Michael Curry went straight to the big time. While still in his 20s, the Oregon-raised puppet designer landed a six-figure gig building pieces for magicians Siegfried & Roy. He would go on to create puppets—often intricate, kinetic contraptions, huge in both scale and budget—for Cirque du Soleil, Broadway’s The Lion King, and Olympic ceremonies, even after moving back to Oregon.

But those high-profile assignments have a downside, says Curry, now 59: “I tend to get on an airplane to go to work, and I hate that.”

Not this time. Curry, who employs a 50-member team at a 75,000-square-foot facility in Scappoose, talks about his collaboration with the Oregon Symphony on this month’s production of Stravinsky’s Persephone, which deploys elaborate props, puppets, and masks to tell the tale of a goddess kidnapped and taken to the Underworld.

What makes Persephone a good fit for your puppetry?

Persephone was so manipulated, so I find puppetry a wonderful, sweet metaphor. She’s awkward and innocent as a child before she’s abducted, and I want to show that puppetry does a beautiful, whimsical sort of motion that we associate with our childhood. And in the second act, when she realizes what’s happened, she’s in a very human form and can emote in a different way, a more solemn way. How would you feel if you woke up down there, in the wormy roots of the tree, and this [god Pluto] is your husband? 

What’s new about this show?

It modernizes what concert presentations can be. Our goal is to not get in the way of the music, which is beautiful, but to help tell this story. We’re working on some symbolic undercurrents and imagery to bring out some of the sinister nature from the original abduction myth, where the gods conspired to allow Pluto to get his concubine. For the astute viewer, there will be some subtext in there, but still very G-rated.

What draws you to Stravinsky’s music?

This was a mature piece for him—it’s all the motifs he’d developed in his earlier works. It’s really a beautiful survey of Stravinsky’s textures: all these landscapes, all these characters, all these colors, all these time signatures. I want the visuals to hear the music. The story is this aural landscape. I’m synesthetic enough that music turns to color turns to texture turns to time of day turns to the characters or the scenery. 

What sorts of colors and textures?

It’s all about flowers. I’m using a verdant, green world, and the flowers will be bright, naturalistic colors. Then we take the audience under. The muses who’ve been following Persephone are now root people, glowing under blacklight. We will make it creepy but beautiful. 

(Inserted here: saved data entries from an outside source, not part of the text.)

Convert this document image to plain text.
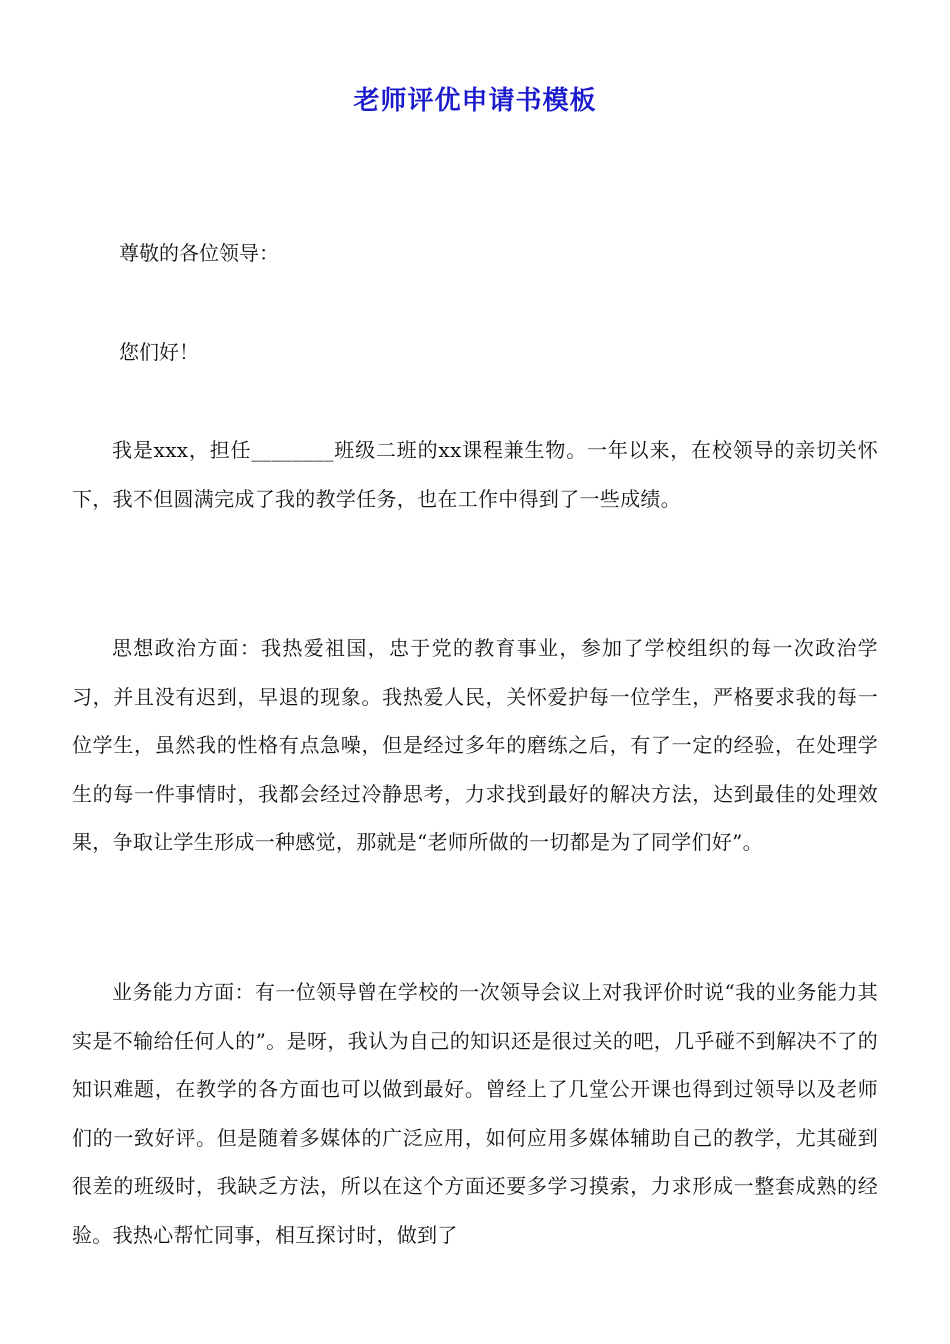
老师评优申请书模板
尊敬的各位领导：
您们好！
我是xxx，担任________班级二班的xx课程兼生物。一年以来，在校领导的亲切关怀下，我不但圆满完成了我的教学任务，也在工作中得到了一些成绩。
思想政治方面：我热爱祖国，忠于党的教育事业，参加了学校组织的每一次政治学习，并且没有迟到，早退的现象。我热爱人民，关怀爱护每一位学生，严格要求我的每一位学生，虽然我的性格有点急噪，但是经过多年的磨练之后，有了一定的经验，在处理学生的每一件事情时，我都会经过冷静思考，力求找到最好的解决方法，达到最佳的处理效果，争取让学生形成一种感觉，那就是“老师所做的一切都是为了同学们好”。
业务能力方面：有一位领导曾在学校的一次领导会议上对我评价时说“我的业务能力其实是不输给任何人的”。是呀，我认为自己的知识还是很过关的吧，几乎碰不到解决不了的知识难题，在教学的各方面也可以做到最好。曾经上了几堂公开课也得到过领导以及老师们的一致好评。但是随着多媒体的广泛应用，如何应用多媒体辅助自己的教学，尤其碰到很差的班级时，我缺乏方法，所以在这个方面还要多学习摸索，力求形成一整套成熟的经验。我热心帮忙同事，相互探讨时，做到了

Why is puppetry your chosen art form?

I love this idea of the synthetic human. People are always focused when you deal with that contrivance of representation. They want to listen to that story; they want to watch that movement. When something fools the reptilian mind so thoroughly, it makes you that much more attentive. If I do it right, the audience will see this symbolic, mythological tale suddenly come to life and have a heart and be human, something you can have an affinity with. 

Where does this work fit into the bigger picture—yours and Portland’s?

I always use these more experimental shows as an incubator for future ideas. I’m very excited about the ideas that have spawned from Persephone that I’ll get to expand on and incorporate into my more public work. I’m doing the South Korea Olympics opening ceremony in 2018 and Tokyo in 2020, and this idea of simultaneous symphonic-visual work is something I’m going to more actively push. I think Portland should embrace an experimental look at itself, because it is touted as being this young, energetic city now. I think the symphony ought to take note. I tell this to the opera and the ballet, too. Don’t mince around just trying to do commercial work that pays the bills. If you really want success, become notable. We’re treating that seriously here with this piece.